Yeh, I had it set at 1/2 inch, as prescribed. That's why I tried the 5/8 setting and it worked fine. I've read that at the 5/8 setting, there was insufficient bite from the screws into the mating piece, but I think there was more than sufficient thread into the mating piece for a good joint. I'm going to call Kreg on Monday morning and talk with their tech people. See what they say.


----------



## Sawdustguy (Dec 30, 2008)

I have made drawers several times using pocket screws. I do no have the micro jig. I set my regular jig and drill bit for 1/2" material and used 1 inch screws and had no issues. My drawers were made with 1/2" baltic birch.


----------



## Mystri (Jul 1, 2020)

I use the Microjig with 3/4" #6 fine thread pan heads - https://www.amazon.com/dp/B002AKJ2G...olid=2XODDLHOTVUAV&psc=1&ref_=lv_ov_lig_dp_it OR


----------



## Dave Sal (Jan 4, 2020)

I purchased the Kreg micro jig last week in preparation for making two drawers for my kitchen cabinets using 1/2" birch plywood. The information that I read from the Kreg materials was to use 3/4" screws on 1/2" plywood.


----------



## Nick2727 (Jun 14, 2020)

lower the speed of drill maybe? i've drove a few through by accident with it set high. Oh i also have the clamp, ive had no issues though.


----------



## Dave Sal (Jan 4, 2020)

I attempted to make my two drawers today using 1/2" plywood and the Kreg Micro Jig. On two of the pocket holes, as soon as I drove the screws into the material I could tell that they were stripped, and assume that they went into a void in the plywood. I ended up drilling new pocket holes in different locations, but this experience is making me wonder if using pocket holes with 1/2" plywood is a good idea after all.


----------



## Nick2727 (Jun 14, 2020)

I have the regular sized jig. I've used only 3/4" and 2x4s is far. I'll be doing some 1/2" drawers this weekend. I'll let you know!


----------



## Ed'sGarage (Aug 16, 2007)

I ended making the drawers with 3/4" sht stock.
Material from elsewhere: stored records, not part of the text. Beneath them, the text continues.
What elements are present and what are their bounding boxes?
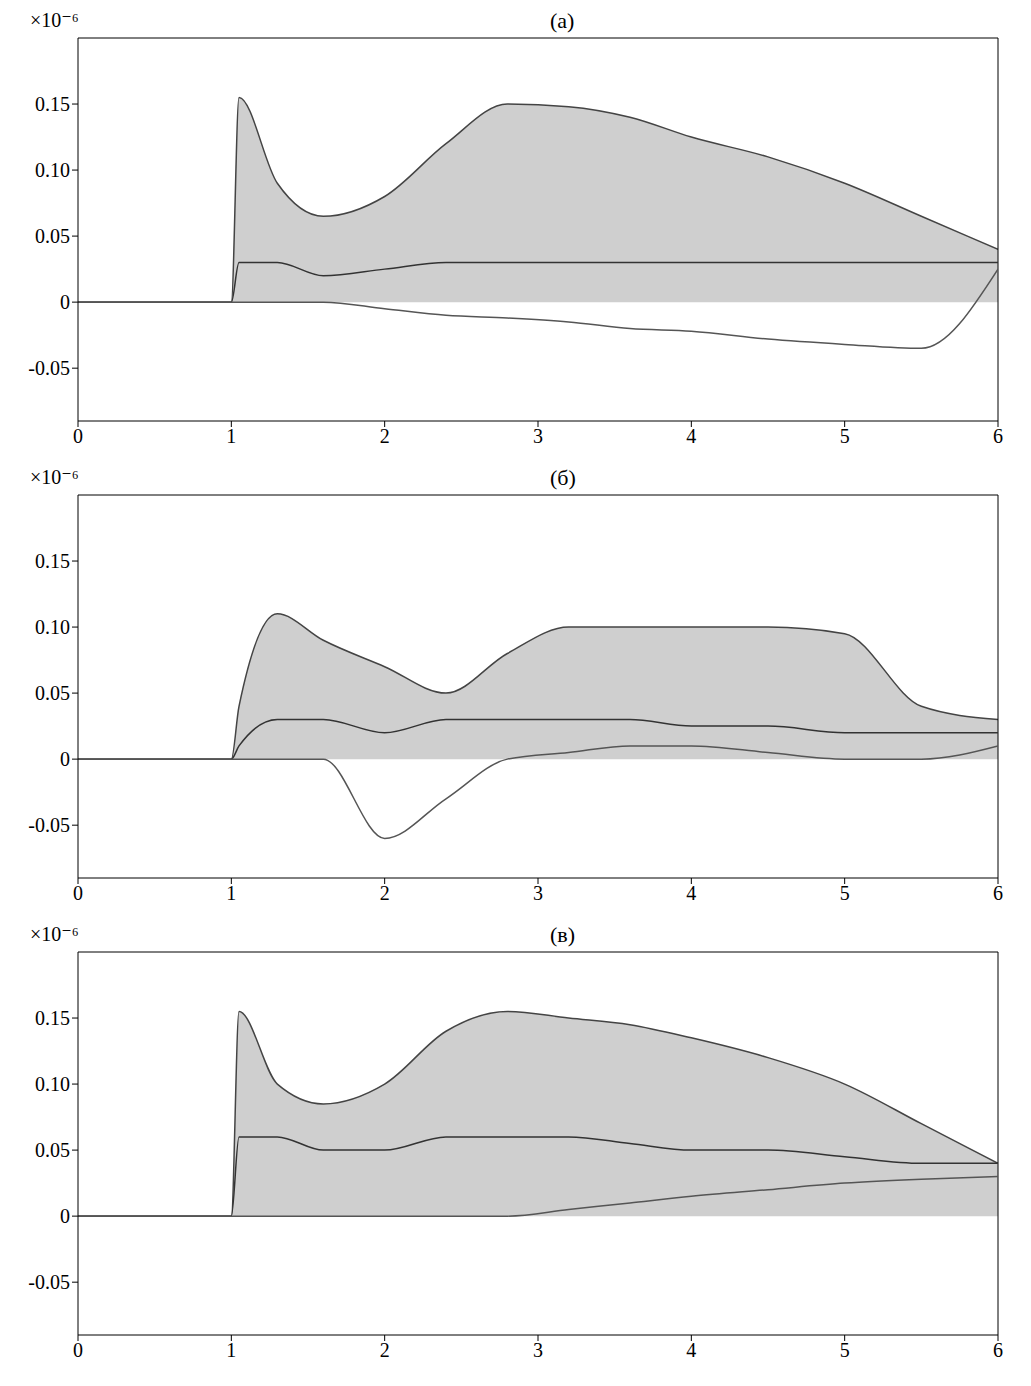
svg-text:-0.05: -0.05 <box>28 1271 70 1293</box>
svg-text:1: 1 <box>226 1339 236 1361</box>
svg-text:1: 1 <box>226 425 236 447</box>
svg-text:2: 2 <box>380 1339 390 1361</box>
svg-text:0.10: 0.10 <box>35 616 70 638</box>
html-text:(б): (б) <box>550 465 576 490</box>
svg-text:0.10: 0.10 <box>35 1073 70 1095</box>
svg-text:5: 5 <box>840 882 850 904</box>
svg-text:0: 0 <box>60 748 70 770</box>
svg-text:2: 2 <box>380 425 390 447</box>
html-text:×10⁻⁶: ×10⁻⁶ <box>30 923 79 945</box>
svg-text:0.15: 0.15 <box>35 93 70 115</box>
svg-text:0.05: 0.05 <box>35 225 70 247</box>
svg-text:0: 0 <box>73 425 83 447</box>
svg-text:0.05: 0.05 <box>35 682 70 704</box>
html-text:(а): (а) <box>550 8 575 33</box>
svg-text:0: 0 <box>73 1339 83 1361</box>
svg-text:0.15: 0.15 <box>35 550 70 572</box>
svg-text:2: 2 <box>380 882 390 904</box>
svg-text:3: 3 <box>533 882 543 904</box>
svg-text:-0.05: -0.05 <box>28 814 70 836</box>
svg-text:0: 0 <box>60 291 70 313</box>
svg-text:-0.05: -0.05 <box>28 357 70 379</box>
svg-text:6: 6 <box>993 1339 1003 1361</box>
svg-text:0.15: 0.15 <box>35 1007 70 1029</box>
svg-text:6: 6 <box>993 882 1003 904</box>
svg-text:4: 4 <box>686 1339 696 1361</box>
svg-text:3: 3 <box>533 425 543 447</box>
svg-text:0.05: 0.05 <box>35 1139 70 1161</box>
svg-text:3: 3 <box>533 1339 543 1361</box>
svg-text:0: 0 <box>73 882 83 904</box>
svg-text:1: 1 <box>226 882 236 904</box>
svg-text:4: 4 <box>686 882 696 904</box>
html-text:(в): (в) <box>550 922 575 947</box>
svg-text:5: 5 <box>840 425 850 447</box>
html-text:×10⁻⁶: ×10⁻⁶ <box>30 466 79 488</box>
svg-text:0.10: 0.10 <box>35 159 70 181</box>
html-text:×10⁻⁶: ×10⁻⁶ <box>30 9 79 31</box>
svg-text:0: 0 <box>60 1205 70 1227</box>
svg-text:4: 4 <box>686 425 696 447</box>
svg-text:5: 5 <box>840 1339 850 1361</box>
svg-text:6: 6 <box>993 425 1003 447</box>
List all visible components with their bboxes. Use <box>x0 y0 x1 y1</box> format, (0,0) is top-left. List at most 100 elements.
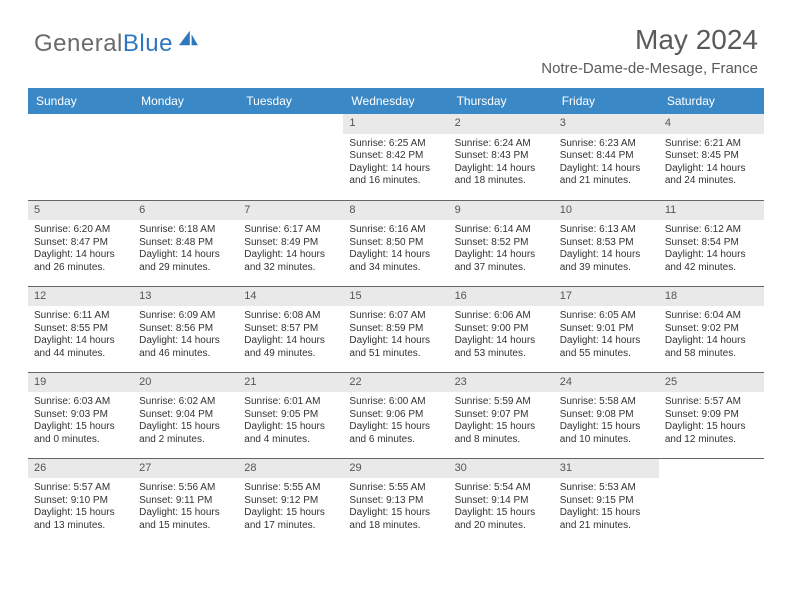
day-info-line: Sunset: 9:05 PM <box>244 409 337 422</box>
day-info-line: and 18 minutes. <box>349 520 442 533</box>
day-info-line: Sunrise: 6:08 AM <box>244 310 337 323</box>
day-info-line: Sunrise: 5:58 AM <box>560 396 653 409</box>
day-info-line: Sunrise: 5:56 AM <box>139 482 232 495</box>
day-info-line: Daylight: 14 hours <box>349 335 442 348</box>
calendar-day-cell <box>238 114 343 200</box>
calendar-day-cell: 12Sunrise: 6:11 AMSunset: 8:55 PMDayligh… <box>28 286 133 372</box>
day-info-line: and 29 minutes. <box>139 262 232 275</box>
weekday-header: Tuesday <box>238 88 343 114</box>
day-info-line: Sunrise: 6:02 AM <box>139 396 232 409</box>
calendar-day-cell <box>659 458 764 544</box>
day-number: 19 <box>28 373 133 393</box>
day-info-line: Daylight: 15 hours <box>244 421 337 434</box>
day-info-line: Sunset: 8:59 PM <box>349 323 442 336</box>
day-number: 23 <box>449 373 554 393</box>
day-info-line: Sunset: 8:50 PM <box>349 237 442 250</box>
day-info-line: Daylight: 15 hours <box>139 507 232 520</box>
day-number: 18 <box>659 287 764 307</box>
calendar-day-cell: 21Sunrise: 6:01 AMSunset: 9:05 PMDayligh… <box>238 372 343 458</box>
day-info-line: and 24 minutes. <box>665 175 758 188</box>
day-info-line: Sunrise: 6:13 AM <box>560 224 653 237</box>
day-info-line: Sunrise: 6:05 AM <box>560 310 653 323</box>
day-info-line: and 21 minutes. <box>560 520 653 533</box>
day-info-line: and 16 minutes. <box>349 175 442 188</box>
day-info-line: Daylight: 15 hours <box>455 421 548 434</box>
calendar-day-cell: 18Sunrise: 6:04 AMSunset: 9:02 PMDayligh… <box>659 286 764 372</box>
day-info-line: Daylight: 14 hours <box>560 335 653 348</box>
day-info-line: Sunset: 9:06 PM <box>349 409 442 422</box>
day-number: 27 <box>133 459 238 479</box>
calendar-day-cell: 24Sunrise: 5:58 AMSunset: 9:08 PMDayligh… <box>554 372 659 458</box>
calendar-day-cell: 30Sunrise: 5:54 AMSunset: 9:14 PMDayligh… <box>449 458 554 544</box>
calendar-day-cell: 25Sunrise: 5:57 AMSunset: 9:09 PMDayligh… <box>659 372 764 458</box>
day-info-line: Daylight: 15 hours <box>455 507 548 520</box>
calendar-day-cell: 14Sunrise: 6:08 AMSunset: 8:57 PMDayligh… <box>238 286 343 372</box>
day-info-line: Sunrise: 6:07 AM <box>349 310 442 323</box>
day-info-line: and 6 minutes. <box>349 434 442 447</box>
day-info-line: and 4 minutes. <box>244 434 337 447</box>
day-info-line: Sunset: 9:10 PM <box>34 495 127 508</box>
day-info-line: and 8 minutes. <box>455 434 548 447</box>
day-info-line: Sunrise: 5:55 AM <box>244 482 337 495</box>
day-info-line: Sunrise: 6:11 AM <box>34 310 127 323</box>
day-info-line: Daylight: 15 hours <box>34 507 127 520</box>
brand-part1: General <box>34 30 123 57</box>
day-info-line: Sunrise: 6:04 AM <box>665 310 758 323</box>
day-info-line: Sunrise: 6:16 AM <box>349 224 442 237</box>
day-info-line: Sunrise: 6:00 AM <box>349 396 442 409</box>
calendar-day-cell: 29Sunrise: 5:55 AMSunset: 9:13 PMDayligh… <box>343 458 448 544</box>
calendar-day-cell: 4Sunrise: 6:21 AMSunset: 8:45 PMDaylight… <box>659 114 764 200</box>
day-info-line: Daylight: 14 hours <box>560 249 653 262</box>
day-info-line: and 0 minutes. <box>34 434 127 447</box>
day-info-line: and 26 minutes. <box>34 262 127 275</box>
day-info-line: Daylight: 14 hours <box>455 163 548 176</box>
day-number: 3 <box>554 114 659 134</box>
weekday-header-row: Sunday Monday Tuesday Wednesday Thursday… <box>28 88 764 114</box>
day-info-line: Sunset: 8:57 PM <box>244 323 337 336</box>
day-info-line: Daylight: 15 hours <box>560 507 653 520</box>
weekday-header: Wednesday <box>343 88 448 114</box>
calendar-day-cell: 22Sunrise: 6:00 AMSunset: 9:06 PMDayligh… <box>343 372 448 458</box>
day-number: 10 <box>554 201 659 221</box>
day-info-line: Sunset: 8:43 PM <box>455 150 548 163</box>
day-info-line: Daylight: 15 hours <box>665 421 758 434</box>
calendar-day-cell: 10Sunrise: 6:13 AMSunset: 8:53 PMDayligh… <box>554 200 659 286</box>
day-info-line: Sunrise: 6:20 AM <box>34 224 127 237</box>
day-info-line: and 17 minutes. <box>244 520 337 533</box>
page-subtitle: Notre-Dame-de-Mesage, France <box>541 60 758 77</box>
day-info-line: and 58 minutes. <box>665 348 758 361</box>
day-info-line: and 37 minutes. <box>455 262 548 275</box>
day-info-line: Daylight: 14 hours <box>139 335 232 348</box>
day-info-line: Sunset: 8:52 PM <box>455 237 548 250</box>
weekday-header: Thursday <box>449 88 554 114</box>
day-info-line: Sunset: 8:48 PM <box>139 237 232 250</box>
day-info-line: Sunset: 9:00 PM <box>455 323 548 336</box>
day-info-line: Sunrise: 6:17 AM <box>244 224 337 237</box>
day-info-line: Sunset: 9:09 PM <box>665 409 758 422</box>
day-number: 17 <box>554 287 659 307</box>
day-info-line: Sunset: 9:07 PM <box>455 409 548 422</box>
day-number: 2 <box>449 114 554 134</box>
calendar-page: GeneralBlue May 2024 Notre-Dame-de-Mesag… <box>0 0 792 564</box>
brand-sail-icon <box>177 29 199 47</box>
day-info-line: Sunset: 8:55 PM <box>34 323 127 336</box>
day-info-line: Daylight: 14 hours <box>34 249 127 262</box>
weekday-header: Saturday <box>659 88 764 114</box>
day-number: 5 <box>28 201 133 221</box>
calendar-day-cell: 5 Sunrise: 6:20 AMSunset: 8:47 PMDaylight… <box>28 200 133 286</box>
calendar-day-cell: 8Sunrise: 6:16 AMSunset: 8:50 PMDaylight… <box>343 200 448 286</box>
day-info-line: Daylight: 15 hours <box>244 507 337 520</box>
day-info-line: Sunset: 9:02 PM <box>665 323 758 336</box>
day-number: 14 <box>238 287 343 307</box>
day-info-line: and 18 minutes. <box>455 175 548 188</box>
day-info-line: and 10 minutes. <box>560 434 653 447</box>
day-info-line: Sunset: 8:47 PM <box>34 237 127 250</box>
day-info-line: and 15 minutes. <box>139 520 232 533</box>
day-number: 6 <box>133 201 238 221</box>
day-info-line: and 39 minutes. <box>560 262 653 275</box>
day-info-line: Sunrise: 6:23 AM <box>560 138 653 151</box>
day-number: 4 <box>659 114 764 134</box>
day-info-line: Sunrise: 6:18 AM <box>139 224 232 237</box>
day-info-line: and 20 minutes. <box>455 520 548 533</box>
day-info-line: and 44 minutes. <box>34 348 127 361</box>
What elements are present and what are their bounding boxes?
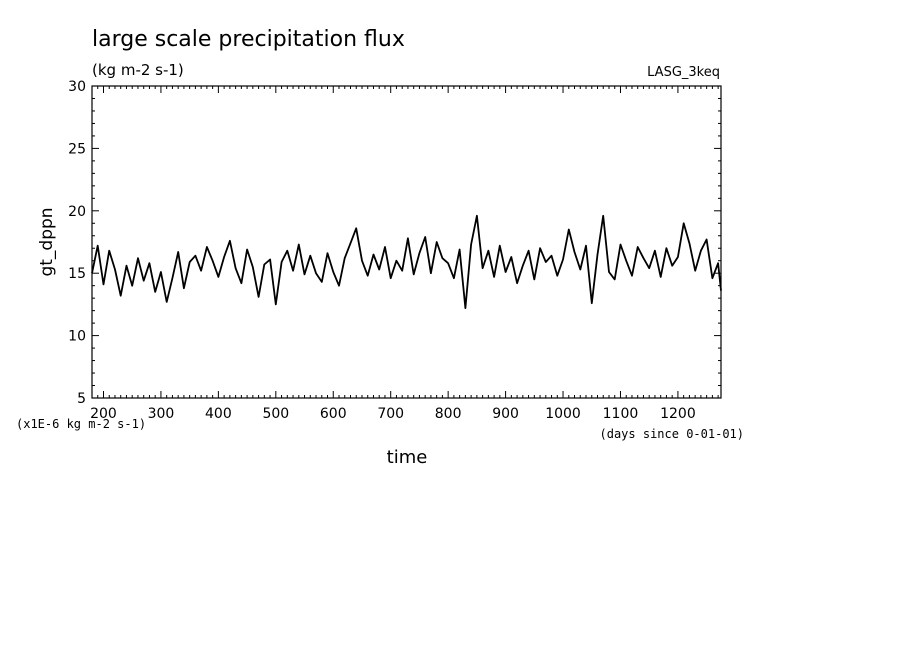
y-tick-label: 10 <box>68 329 86 345</box>
y-tick-label: 15 <box>68 266 86 282</box>
y-tick-label: 30 <box>68 79 86 95</box>
plot-frame <box>91 85 722 399</box>
x-unit-note: (days since 0-01-01) <box>600 427 745 441</box>
data-series-line <box>91 214 722 309</box>
y-tick-label: 25 <box>68 141 86 157</box>
x-axis-tick-labels: 200 300 400 500 600 700 800 900 1000 1100 1200 <box>90 406 696 422</box>
x-tick-label: 400 <box>205 406 232 422</box>
x-tick-label: 700 <box>377 406 404 422</box>
x-tick-label: 200 <box>90 406 117 422</box>
x-tick-label: 1000 <box>545 406 581 422</box>
y-unit-note: (x1E-6 kg m-2 s-1) <box>16 417 146 431</box>
y-axis-label: gt_dppn <box>37 207 57 276</box>
y-tick-label: 5 <box>77 391 86 407</box>
y-axis-tick-labels: 5 10 15 20 25 30 <box>68 79 86 407</box>
chart-title: large scale precipitation flux <box>92 27 405 52</box>
chart-subtitle: (kg m-2 s-1) <box>92 61 184 79</box>
x-tick-label: 800 <box>435 406 462 422</box>
x-axis-ticks <box>91 86 719 398</box>
experiment-label: LASG_3keq <box>647 65 720 80</box>
x-tick-label: 1200 <box>660 406 696 422</box>
x-tick-label: 600 <box>320 406 347 422</box>
x-axis-label: time <box>387 447 428 468</box>
x-tick-label: 300 <box>148 406 175 422</box>
x-tick-label: 500 <box>262 406 289 422</box>
y-axis-ticks <box>92 85 721 399</box>
x-tick-label: 900 <box>492 406 519 422</box>
y-tick-label: 20 <box>68 204 86 220</box>
x-tick-label: 1100 <box>603 406 639 422</box>
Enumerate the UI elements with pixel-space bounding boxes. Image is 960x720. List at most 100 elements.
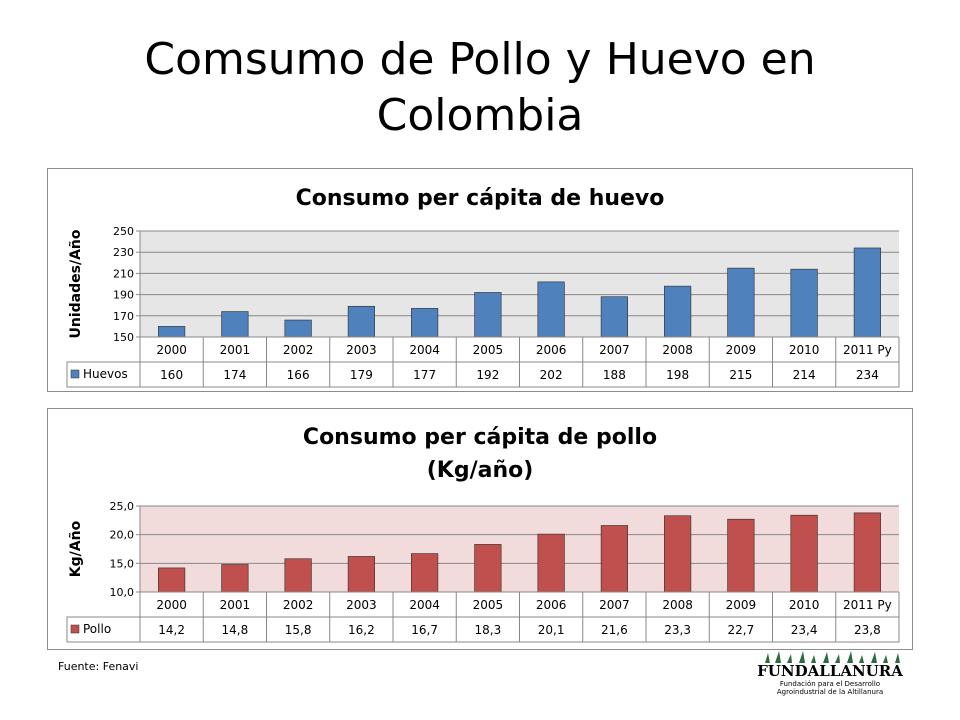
chicken-chart-title: Consumo per cápita de pollo (303, 425, 657, 450)
chicken-bar (347, 556, 375, 593)
chicken-bar (284, 558, 312, 593)
chicken-category-label: 2008 (662, 598, 693, 612)
egg-category-label: 2009 (726, 343, 757, 357)
chicken-y-tick-label: 20,0 (110, 529, 135, 542)
chicken-value-label: 14,2 (158, 623, 185, 637)
chicken-value-label: 15,8 (285, 623, 312, 637)
chicken-y-tick-label: 15,0 (110, 557, 135, 570)
egg-bar (411, 308, 439, 338)
chicken-value-label: 20,1 (538, 623, 565, 637)
logo-subtitle-2: Agroindustrial de la Altillanura (777, 688, 883, 696)
egg-plot-area (140, 231, 899, 337)
chicken-value-label: 14,8 (222, 623, 249, 637)
logo-name: FUNDALLANURA (757, 662, 903, 680)
chicken-category-label: 2004 (409, 598, 440, 612)
chicken-y-tick-label: 25,0 (110, 500, 135, 513)
egg-value-label: 160 (160, 368, 183, 382)
egg-bar (347, 305, 375, 338)
egg-value-label: 214 (793, 368, 816, 382)
chicken-category-label: 2010 (789, 598, 820, 612)
chicken-chart-svg: Consumo per cápita de pollo (Kg/año) 10,0 1… (66, 425, 900, 643)
egg-category-label: 2007 (599, 343, 630, 357)
chicken-bar (221, 564, 249, 593)
egg-value-label: 174 (223, 368, 246, 382)
egg-category-label: 2000 (156, 343, 187, 357)
egg-value-label: 215 (729, 368, 752, 382)
egg-bar (221, 311, 249, 338)
chicken-y-tick-label: 10,0 (110, 586, 135, 599)
chicken-category-label: 2011 Py (843, 598, 892, 612)
chicken-category-label: 2003 (346, 598, 377, 612)
egg-value-label: 192 (476, 368, 499, 382)
chicken-bar (727, 518, 755, 593)
egg-category-label: 2002 (283, 343, 314, 357)
egg-legend-swatch (70, 369, 80, 379)
chicken-category-label: 2000 (156, 598, 187, 612)
chicken-value-label: 16,7 (411, 623, 438, 637)
egg-y-axis-label: Unidades/Año (68, 229, 84, 338)
egg-category-label: 2011 Py (843, 343, 892, 357)
chicken-bar (158, 567, 186, 593)
egg-y-tick-label: 210 (113, 267, 134, 280)
egg-value-label: 188 (603, 368, 626, 382)
egg-bar (284, 319, 312, 338)
chicken-category-label: 2009 (726, 598, 757, 612)
chicken-value-label: 18,3 (475, 623, 502, 637)
egg-chart-svg: Consumo per cápita de huevo 150 170 190 210 2… (66, 186, 900, 388)
chicken-bar (474, 544, 502, 593)
source-note: Fuente: Fenavi (58, 660, 139, 673)
egg-y-tick-label: 150 (113, 331, 134, 344)
egg-bar (537, 281, 565, 338)
egg-y-tick-label: 190 (113, 289, 134, 302)
egg-category-label: 2001 (220, 343, 251, 357)
egg-category-label: 2008 (662, 343, 693, 357)
chicken-value-label: 22,7 (728, 623, 755, 637)
chicken-value-label: 21,6 (601, 623, 628, 637)
chicken-category-label: 2001 (220, 598, 251, 612)
egg-bar (853, 247, 881, 338)
egg-chart-title: Consumo per cápita de huevo (296, 186, 665, 211)
egg-value-label: 202 (540, 368, 563, 382)
egg-value-label: 198 (666, 368, 689, 382)
chicken-bar (853, 512, 881, 593)
chicken-bar (664, 515, 692, 593)
egg-bar (600, 296, 628, 338)
egg-bar (474, 292, 502, 338)
egg-legend-series-name: Huevos (83, 367, 128, 381)
egg-y-tick-label: 170 (113, 310, 134, 323)
egg-y-tick-label: 230 (113, 246, 134, 259)
chicken-bar (600, 525, 628, 593)
egg-category-label: 2004 (409, 343, 440, 357)
chicken-value-label: 16,2 (348, 623, 375, 637)
logo-subtitle-1: Fundación para el Desarrollo (780, 680, 880, 688)
chicken-legend-series-name: Pollo (83, 622, 111, 636)
chicken-category-label: 2007 (599, 598, 630, 612)
chicken-legend-swatch (70, 624, 80, 634)
chicken-value-label: 23,3 (664, 623, 691, 637)
chicken-chart-subtitle: (Kg/año) (427, 458, 534, 483)
chicken-bar (411, 553, 439, 593)
chicken-bar (790, 514, 818, 593)
egg-y-tick-label: 250 (113, 225, 134, 238)
chicken-category-label: 2006 (536, 598, 567, 612)
chicken-consumption-chart: Consumo per cápita de pollo (Kg/año) 10,0 1… (47, 408, 913, 650)
chicken-y-axis-label: Kg/Año (68, 520, 84, 577)
logo-grass-icon (765, 651, 900, 663)
egg-consumption-chart: Consumo per cápita de huevo 150 170 190 210 2… (47, 168, 913, 392)
egg-value-label: 166 (287, 368, 310, 382)
egg-category-label: 2003 (346, 343, 377, 357)
egg-value-label: 179 (350, 368, 373, 382)
egg-value-label: 234 (856, 368, 879, 382)
egg-bar (158, 326, 186, 338)
chicken-value-label: 23,8 (854, 623, 881, 637)
chicken-value-label: 23,4 (791, 623, 818, 637)
chicken-category-label: 2002 (283, 598, 314, 612)
egg-category-label: 2005 (473, 343, 504, 357)
chicken-category-label: 2005 (473, 598, 504, 612)
chicken-plot-area (140, 506, 899, 592)
egg-value-label: 177 (413, 368, 436, 382)
slide-title: Comsumo de Pollo y Huevo en Colombia (144, 34, 816, 141)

The 1/2 plywood seemed to have way to many voids to make this feasible. IMO: if you're set on using 1/2 inch, you'd probably be better off with a premium grade sheet stock like Baltic Birch, but unless you're getting paid for the drawers the cost of Baltic is a tough nut to swallow. Secondly with 1/2 stock, I don't think you can use any screws in excess of 3/4 inch. According to Kreg's website, 1 inch is also an alternative, but I don't see that working at all. Anyway with the 3/4 drawer stock, I used the standard Kreg jig and put the 1/2 inch jig back on the shelf for some unknown future use. It's not the first time, I've bought something in the shop and found that using it was more trouble than it was worth. My $ .02 !


----------